O Ministério das Relações Exteriores da Arábia Saudita emitiu uma declaração denunciando as ações "repetidas" das Forças de Defesa de Israel (IDF) como uma "violação flagrante da lei internacional".

Ele conclamou a comunidade internacional a tomar uma "posição firme" contra esses ataques e, em particular, os 15 estados-membros do Conselho de Segurança a "desempenharem seu papel" na oposição às "contínuas violações israelenses na Síria, impedindo a expansão do conflito e ativando mecanismos internacionais de responsabilização".

O Observatório Sírio para os Direitos Humanos, um órgão com sede em Londres e com informantes no país árabe, relatou nas últimas horas novos ataques israelenses dentro da província de Homs (centro), sem nenhuma vítima relatada até o momento.

O exército israelense lançou na terça-feira novos bombardeios contra "sistemas de artilharia" na cidade síria de Khan Arnabé, localizada perto da fronteira, argumentando que "representavam uma ameaça" para o país, no âmbito dos ataques lançados contra o território sírio para destruir suas capacidades militares após a queda em dezembro do regime de Bashar al-Assad por uma ofensiva de jihadistas e rebeldes.

A cidade está localizada na província de Quneitra, no sudoeste do país, fora da "zona de amortecimento" da Força de Observação de Desengajamento das Nações Unidas (UNDOF), que está posicionada desde 1974 nas Colinas de Golã. A área foi parcialmente reocupada por militares israelenses após a queda de al-Assad.

O Ministério das Relações Exteriores da Síria condenou os ataques israelenses na província de Deraa, no sul da Síria.
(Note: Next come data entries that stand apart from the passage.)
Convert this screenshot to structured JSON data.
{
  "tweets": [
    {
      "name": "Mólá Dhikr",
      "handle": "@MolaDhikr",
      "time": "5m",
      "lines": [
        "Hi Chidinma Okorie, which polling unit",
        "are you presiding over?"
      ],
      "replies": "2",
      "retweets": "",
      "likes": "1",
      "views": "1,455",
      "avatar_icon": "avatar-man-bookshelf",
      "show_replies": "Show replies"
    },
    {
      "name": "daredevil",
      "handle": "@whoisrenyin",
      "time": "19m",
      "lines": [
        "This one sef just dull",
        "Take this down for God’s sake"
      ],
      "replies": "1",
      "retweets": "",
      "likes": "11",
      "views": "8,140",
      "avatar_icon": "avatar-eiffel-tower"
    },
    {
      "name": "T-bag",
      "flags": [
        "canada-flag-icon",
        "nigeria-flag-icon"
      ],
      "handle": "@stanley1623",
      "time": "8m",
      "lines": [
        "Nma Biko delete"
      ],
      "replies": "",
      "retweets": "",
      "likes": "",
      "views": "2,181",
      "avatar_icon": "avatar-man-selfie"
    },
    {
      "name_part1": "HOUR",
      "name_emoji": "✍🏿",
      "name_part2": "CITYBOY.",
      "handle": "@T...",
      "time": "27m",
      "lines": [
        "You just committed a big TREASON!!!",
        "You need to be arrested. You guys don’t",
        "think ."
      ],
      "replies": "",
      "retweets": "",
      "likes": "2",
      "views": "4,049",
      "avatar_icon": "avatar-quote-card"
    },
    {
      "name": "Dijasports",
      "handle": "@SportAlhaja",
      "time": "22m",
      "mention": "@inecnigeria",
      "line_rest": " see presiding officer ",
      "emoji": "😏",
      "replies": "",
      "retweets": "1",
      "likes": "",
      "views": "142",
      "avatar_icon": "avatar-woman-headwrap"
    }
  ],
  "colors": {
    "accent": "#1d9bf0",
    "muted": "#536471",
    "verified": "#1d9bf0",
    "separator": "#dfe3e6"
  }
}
Ele disse que essa "ofensiva" fazia parte da "campanha de Israel contra o povo sírio e a estabilidade do país".

Israel aumentou suas incursões militares no território sírio após a fuga de al-Assad da Síria, depois da tomada de Damasco em 7 de dezembro por jihadistas e rebeldes liderados pelo grupo jihadista Hayat Tahrir al Sham (HTS), cujo líder, Ahmed al Shara, é agora o presidente transitório do país.